The book was Little Women, by Louisa May Alcott. I had no idea then what the story was about. But the fact that it had belonged to my mother and that it was something she and I could share was exciting. And this bequeathal initiated me into a sort of curatorial community as far as the family was concerned, for I was being given an artifact, a treasure, from the mysteriously off-limits “little house” which meant it had to be worth something. My 10-year-old mind couldn’t possibly know in that moment what a treasure that book would in fact become, but I felt as though I had been given something truly special.
It wasn’t an old book, but it had been well read. The mellowed cover had a color picture of a young woman, reclining on a candy-striped sofa with books strewn around the floor at her feet, thoroughly absorbed in reading the book she held in her hands. The sofa looked to be located in a sort of attic playroom, with the back of the book’s cover depicting old trunks, bookcases and an oil lamp surrounding a window laced with a flowering vine. It looked like a lovely place to wile away the day. The cover alone captivated my imagination and to this day I often look to a book’s cover as one way of determining whether I will or will not delve into the pages enclosed therein. The pages were brittle and brown all along the edges, which gave them a warm inviting glow. These might be off-putting to some readers, however, due to the musty breath they exuded when they were riffled, an aroma carefully cultivated over the course of many years by the damp beach air and the close proximity of older and wiser heirlooms. But to me those pages smelled glorious, unlike anything I’d ever experienced. A scent I would say now was a blend of heavy dust, smoked old cedar and mothballs and which I will forever associate with a certain kind of comfort and rest that comes from the pleasure of reading.

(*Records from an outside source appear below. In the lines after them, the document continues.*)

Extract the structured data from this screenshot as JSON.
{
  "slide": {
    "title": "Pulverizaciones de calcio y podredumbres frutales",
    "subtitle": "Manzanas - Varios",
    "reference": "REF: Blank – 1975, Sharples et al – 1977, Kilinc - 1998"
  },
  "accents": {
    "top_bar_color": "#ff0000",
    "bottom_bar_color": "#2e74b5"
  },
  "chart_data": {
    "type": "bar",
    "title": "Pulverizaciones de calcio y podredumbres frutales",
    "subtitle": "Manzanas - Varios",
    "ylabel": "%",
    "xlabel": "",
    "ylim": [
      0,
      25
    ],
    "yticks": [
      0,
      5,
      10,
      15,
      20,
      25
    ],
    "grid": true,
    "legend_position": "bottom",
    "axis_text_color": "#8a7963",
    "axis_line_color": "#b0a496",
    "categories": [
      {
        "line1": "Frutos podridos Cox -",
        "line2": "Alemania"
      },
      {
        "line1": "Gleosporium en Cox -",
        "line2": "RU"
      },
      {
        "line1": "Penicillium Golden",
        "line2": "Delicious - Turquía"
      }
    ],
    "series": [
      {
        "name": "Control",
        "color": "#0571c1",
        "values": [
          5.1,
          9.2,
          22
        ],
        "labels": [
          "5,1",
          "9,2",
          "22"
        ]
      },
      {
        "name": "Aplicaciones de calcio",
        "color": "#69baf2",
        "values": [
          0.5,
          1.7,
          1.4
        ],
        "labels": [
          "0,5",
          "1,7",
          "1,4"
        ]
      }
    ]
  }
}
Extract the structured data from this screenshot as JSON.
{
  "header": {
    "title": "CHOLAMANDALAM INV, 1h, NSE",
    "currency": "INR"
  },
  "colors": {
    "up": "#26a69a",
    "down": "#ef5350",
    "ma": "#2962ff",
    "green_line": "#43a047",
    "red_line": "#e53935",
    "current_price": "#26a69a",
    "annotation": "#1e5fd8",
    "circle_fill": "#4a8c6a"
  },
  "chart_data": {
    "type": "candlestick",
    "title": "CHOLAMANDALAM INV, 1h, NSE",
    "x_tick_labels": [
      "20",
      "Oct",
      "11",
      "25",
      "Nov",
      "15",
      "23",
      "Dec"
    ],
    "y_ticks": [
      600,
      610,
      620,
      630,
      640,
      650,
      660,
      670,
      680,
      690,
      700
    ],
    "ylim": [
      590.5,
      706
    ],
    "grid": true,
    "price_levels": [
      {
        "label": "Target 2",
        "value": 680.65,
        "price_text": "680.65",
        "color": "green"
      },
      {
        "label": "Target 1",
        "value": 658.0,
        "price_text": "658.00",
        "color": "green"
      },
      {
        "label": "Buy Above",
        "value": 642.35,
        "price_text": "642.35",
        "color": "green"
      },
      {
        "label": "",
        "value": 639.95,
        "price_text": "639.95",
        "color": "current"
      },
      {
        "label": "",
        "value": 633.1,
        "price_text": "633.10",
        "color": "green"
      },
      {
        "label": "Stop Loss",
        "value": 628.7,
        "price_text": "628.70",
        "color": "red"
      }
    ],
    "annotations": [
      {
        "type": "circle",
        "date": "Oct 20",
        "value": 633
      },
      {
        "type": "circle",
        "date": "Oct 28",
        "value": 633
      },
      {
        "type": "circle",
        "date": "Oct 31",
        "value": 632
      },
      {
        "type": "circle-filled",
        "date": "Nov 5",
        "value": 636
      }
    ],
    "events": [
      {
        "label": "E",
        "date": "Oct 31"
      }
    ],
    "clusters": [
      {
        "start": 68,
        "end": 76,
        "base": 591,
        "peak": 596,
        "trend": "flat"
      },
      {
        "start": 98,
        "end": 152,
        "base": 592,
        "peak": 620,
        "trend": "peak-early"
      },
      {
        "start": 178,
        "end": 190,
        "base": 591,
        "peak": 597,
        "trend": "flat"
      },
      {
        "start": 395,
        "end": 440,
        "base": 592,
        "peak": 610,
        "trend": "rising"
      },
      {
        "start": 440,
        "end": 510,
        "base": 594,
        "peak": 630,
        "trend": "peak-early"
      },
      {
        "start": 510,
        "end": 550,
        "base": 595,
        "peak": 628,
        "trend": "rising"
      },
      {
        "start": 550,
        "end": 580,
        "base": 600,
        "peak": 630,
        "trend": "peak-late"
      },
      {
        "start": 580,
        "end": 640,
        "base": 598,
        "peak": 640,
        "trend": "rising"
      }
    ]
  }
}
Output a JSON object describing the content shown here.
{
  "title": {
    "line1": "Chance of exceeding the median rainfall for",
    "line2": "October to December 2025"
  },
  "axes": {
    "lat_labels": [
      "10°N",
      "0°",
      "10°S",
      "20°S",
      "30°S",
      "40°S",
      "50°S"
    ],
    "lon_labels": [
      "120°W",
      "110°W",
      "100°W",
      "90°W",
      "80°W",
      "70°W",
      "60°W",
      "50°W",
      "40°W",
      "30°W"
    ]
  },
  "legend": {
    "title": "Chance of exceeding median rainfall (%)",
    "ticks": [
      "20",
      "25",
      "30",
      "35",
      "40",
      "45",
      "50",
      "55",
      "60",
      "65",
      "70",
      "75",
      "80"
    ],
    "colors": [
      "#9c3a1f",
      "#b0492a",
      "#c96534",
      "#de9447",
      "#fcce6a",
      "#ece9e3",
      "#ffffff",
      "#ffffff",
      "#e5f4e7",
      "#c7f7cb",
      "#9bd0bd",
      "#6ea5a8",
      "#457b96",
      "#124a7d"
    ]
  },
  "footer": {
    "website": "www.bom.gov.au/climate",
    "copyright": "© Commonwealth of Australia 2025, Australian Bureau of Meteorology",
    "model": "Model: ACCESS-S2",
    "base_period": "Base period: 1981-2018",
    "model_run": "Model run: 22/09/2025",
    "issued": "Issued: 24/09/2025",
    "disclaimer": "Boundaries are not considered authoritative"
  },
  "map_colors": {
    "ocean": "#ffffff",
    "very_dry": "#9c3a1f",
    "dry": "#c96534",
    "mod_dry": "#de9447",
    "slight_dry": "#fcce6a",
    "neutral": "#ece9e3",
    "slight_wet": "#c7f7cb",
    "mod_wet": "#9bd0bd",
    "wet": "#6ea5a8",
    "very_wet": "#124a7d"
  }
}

Little Women was the first novel I ever remember loving like it was a living thing. I read it over and over and over again and this lingering dwelling within its pages brought with it not only the gift of many life lessons, but friendships I’ve continued to carry with me. The story of the four March girls – Margaret (Meg), Josephine (Jo), Beth and Amy – struggling at home alone with their mother while their father was away fighting in the Civil War taught me there are various wars and battles that need fighting in every facet of a life. Spending time with the Marches, I learned a lot about anger and jealousy, sickness and love, poverty, worldly riches, and the unexpected joyful wealth of a rightly ordered soul. Their stories made me cry, but they also made me feel safe and helped me to make sense of the loss and joy and pain of life in its many stages. The girls and their Marmee taught me about forgiveness, self-sacrifice, and detachment from the vanities of the world. Whenever I was sick or felt alone, I opened the pages of that novel and lost myself in its world. The book became a boon companion, never far from me, no matter where I moved. It is here next to me even now as I write this, days and years away from the moment my grandmother entrusted it to my care.